Her husband, Dr. Forrest Bird, was a training officer in the war who flew alongside many of the WASPS.
A contingent of women numbering around 100, all of them had been civilian pilots, were part of the ferry command. They flew, or ferried, planes from the factories to the front lines, he said. Thirty-eight lost their lives in that endeavor.
“They qualified in everything,” the former commander said. “They flew fighters, bombers, transports.”
Because WASPS were prohibited from combat roles, many replaced male pilots in air transport jobs in the U.S. and some worked as test and training pilots.
For every WASP behind the controls, one male pilot could fly a combat mission.
“Our pilot loss was very high in World War II,” Forrest Bird said. “We never seemed to have enough pilots.”
As men were drawn to combat missions, the women took over the open slots.
In all, a little more than 1,000 women served as WASPs beginning in 1942 to the end of the war. The WASPs he worked with in the ferry command were outstanding pilots, many vastly more experienced than their male counterparts, he said.

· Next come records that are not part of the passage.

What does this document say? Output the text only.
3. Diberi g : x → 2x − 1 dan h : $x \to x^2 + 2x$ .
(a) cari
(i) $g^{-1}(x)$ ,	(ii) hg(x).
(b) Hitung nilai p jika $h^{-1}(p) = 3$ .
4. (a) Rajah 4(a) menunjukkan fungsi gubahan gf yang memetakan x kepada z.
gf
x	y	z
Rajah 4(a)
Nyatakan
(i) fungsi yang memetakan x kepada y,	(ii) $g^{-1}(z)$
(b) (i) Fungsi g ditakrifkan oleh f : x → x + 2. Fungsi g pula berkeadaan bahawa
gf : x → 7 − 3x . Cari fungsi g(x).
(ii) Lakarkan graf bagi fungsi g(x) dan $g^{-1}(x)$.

“They should have been commissioned,” he said. “They could have been warrant officers. Instead, they were taken for granted.”

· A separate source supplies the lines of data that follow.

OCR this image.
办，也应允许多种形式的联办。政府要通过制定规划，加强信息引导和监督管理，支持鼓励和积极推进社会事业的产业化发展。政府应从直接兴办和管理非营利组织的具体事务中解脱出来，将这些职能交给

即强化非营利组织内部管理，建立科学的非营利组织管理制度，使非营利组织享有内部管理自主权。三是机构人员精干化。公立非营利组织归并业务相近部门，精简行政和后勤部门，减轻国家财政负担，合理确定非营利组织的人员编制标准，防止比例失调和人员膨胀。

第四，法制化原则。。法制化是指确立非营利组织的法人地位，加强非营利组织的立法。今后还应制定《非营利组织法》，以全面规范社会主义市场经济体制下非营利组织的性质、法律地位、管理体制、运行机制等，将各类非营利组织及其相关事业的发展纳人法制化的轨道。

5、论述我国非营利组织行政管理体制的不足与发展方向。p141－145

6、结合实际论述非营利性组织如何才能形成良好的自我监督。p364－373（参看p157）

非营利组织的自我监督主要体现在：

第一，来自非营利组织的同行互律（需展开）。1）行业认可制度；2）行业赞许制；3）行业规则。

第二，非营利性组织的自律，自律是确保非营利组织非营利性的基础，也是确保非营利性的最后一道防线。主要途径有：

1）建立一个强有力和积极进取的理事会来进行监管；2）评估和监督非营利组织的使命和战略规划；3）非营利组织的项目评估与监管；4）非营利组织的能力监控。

Not until 1977, after extensive lobbying, were the WASPS granted full military status for their service. In 1984, each WASP member was awarded the World War II victory medal and, last summer, the WASPs were awarded the Congressional Gold Medal for their service.

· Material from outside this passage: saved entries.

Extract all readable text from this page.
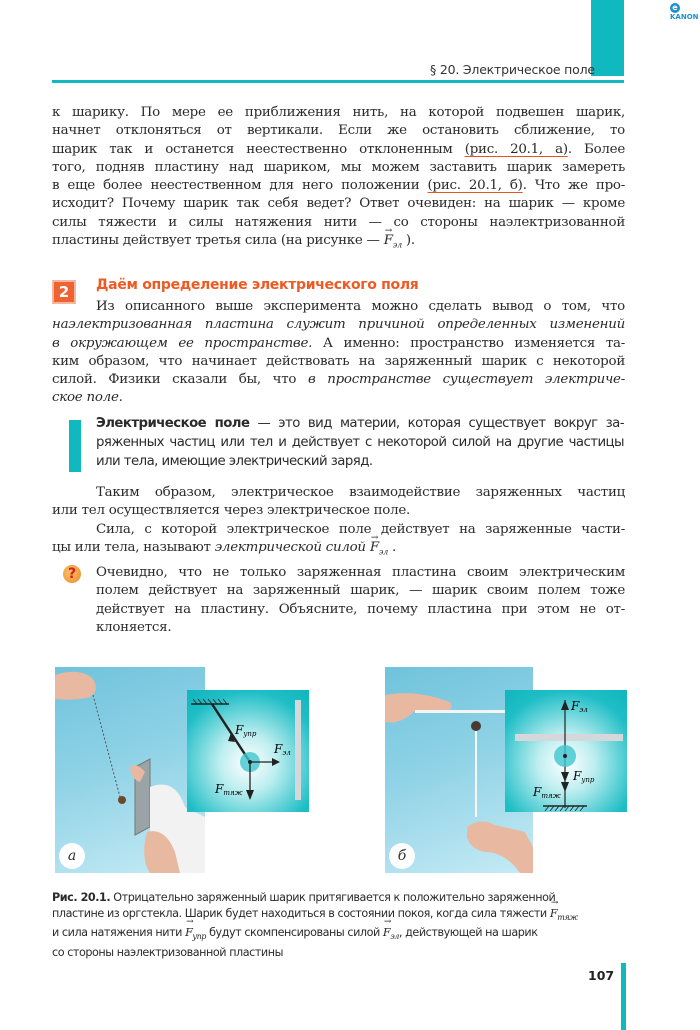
eKANON
§ 20. Электрическое поле
к шарику. По мере ее приближения нить, на которой подвешен шарик,
начнет отклоняться от вертикали. Если же остановить сближение, то
шарик так и останется неестественно отклоненным (рис. 20.1, а). Более
того, подняв пластину над шариком, мы можем заставить шарик замереть
в еще более неестественном для него положении (рис. 20.1, б). Что же про-
исходит? Почему шарик так себя ведет? Ответ очевиден: на шарик — кроме
силы тяжести и силы натяжения нити — со стороны наэлектризованной
пластины действует третья сила (на рисунке — → $F_{эл}$ ).
2	Даём определение электрического поля
Из описанного выше эксперимента можно сделать вывод о том, что
наэлектризованная пластина служит причиной определенных изменений
в окружающем ее пространстве. А именно: пространство изменяется та-
ким образом, что начинает действовать на заряженный шарик с некоторой
силой. Физики сказали бы, что в пространстве существует электриче-
ское поле.
Электрическое поле — это вид материи, которая существует вокруг за-
ряженных частиц или тел и действует с некоторой силой на другие частицы
или тела, имеющие электрический заряд.
Таким образом, электрическое взаимодействие заряженных частиц
или тел осуществляется через электрическое поле.
Сила, с которой электрическое поле действует на заряженные части-
цы или тела, называют электрической силой → $F_{эл}$ .
?	Очевидно, что не только заряженная пластина своим электрическим
полем действует на заряженный шарик, — шарик своим полем тоже
действует на пластину. Объясните, почему пластина при этом не от-
клоняется.
а
Fупр
Fэл
Fтяж
б
Fэл
Fупр
Fтяж
Рис. 20.1. Отрицательно заряженный шарик притягивается к положительно заряженной
пластине из оргстекла. Шарик будет находиться в состоянии покоя, когда сила тяжести → $F_{тяж}$
и сила натяжения нити → $F_{упр}$ будут скомпенсированы силой → $F_{эл}$, действующей на шарик
со стороны наэлектризованной пластины
107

Dozens of WASPs have registered to attend the July event, museum director Rachel Riddle Schwam, said.
The event is sponsored in part by the NW Chapter 99s, an international women pilots association, as well as the Experimental Aircraft Association, Volunteers of the Bird Aviation Museum, Friends of Sandpoint Airport and the Spokane Bi-Plane Association.
The WASPS, Schwam said, were the pioneers who opened the portals of flight to new generations of female pilots.
“These women were the first women in military history to fly military aircraft and paved the way for every female military pilot who is serving our country today,” she said.